Very interesting review of the already available use cases and a great change management approach to achieve real value in the implementation!
Brilliantly clear and covered heaps! Legend
Shai great talk and example. thank you for putting this together. much appreciate.
Thanks for the feedback mate - glad you found it useful!
Exciting to see this high level professionalism and innovation!
Great talk - thank you for sharing:) I agree with the final thoughts - learning AI by doing:)
I finished the whole talk, it's really great to see such wonderful talk. Continue such work and bring experts.😊
Great examples - Thank you for sharing:)
Great presentation - thank you for sharing:)
Behazlaha!
Thanks for your content it is great!
This was amazing. I'ld love to see more content on prompt engineering from you!
Thanks. That is on the roadmap.
Amazing video! I wonder if there any puzzles / challenges for learning prompts? Would be a fun way to learn!
There are! Check out the colab in the description. I wonder if a weekly stream of me prompt engineering hard prompts would be interesting.
@@LatentAI Cool! Yes, I totally think such a stream would be nice.

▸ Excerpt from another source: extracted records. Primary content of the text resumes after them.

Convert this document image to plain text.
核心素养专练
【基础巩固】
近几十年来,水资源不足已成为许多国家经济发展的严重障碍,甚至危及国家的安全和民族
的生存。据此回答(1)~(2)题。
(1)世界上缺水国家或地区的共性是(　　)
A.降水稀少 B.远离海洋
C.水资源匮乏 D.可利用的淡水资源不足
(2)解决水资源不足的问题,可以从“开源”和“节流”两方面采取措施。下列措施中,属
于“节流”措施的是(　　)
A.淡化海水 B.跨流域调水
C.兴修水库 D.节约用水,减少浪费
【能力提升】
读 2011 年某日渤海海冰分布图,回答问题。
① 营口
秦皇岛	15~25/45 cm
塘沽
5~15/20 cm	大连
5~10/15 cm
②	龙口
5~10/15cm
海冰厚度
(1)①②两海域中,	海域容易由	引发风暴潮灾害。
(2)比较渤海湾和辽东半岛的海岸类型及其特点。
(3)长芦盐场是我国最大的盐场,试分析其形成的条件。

Also a collection / dataset of high quality prompts would be nice. Let me know if you know of any. I am thinking of building an app around this to make it fun to learn.
thank you for tips how to prompt:)
Great session! Keep these coming
just curious, why use chinese word "host" as your channel's logo, and "shujin" sounds a lot like the chinese pronunciation, or the japanese pronunciation?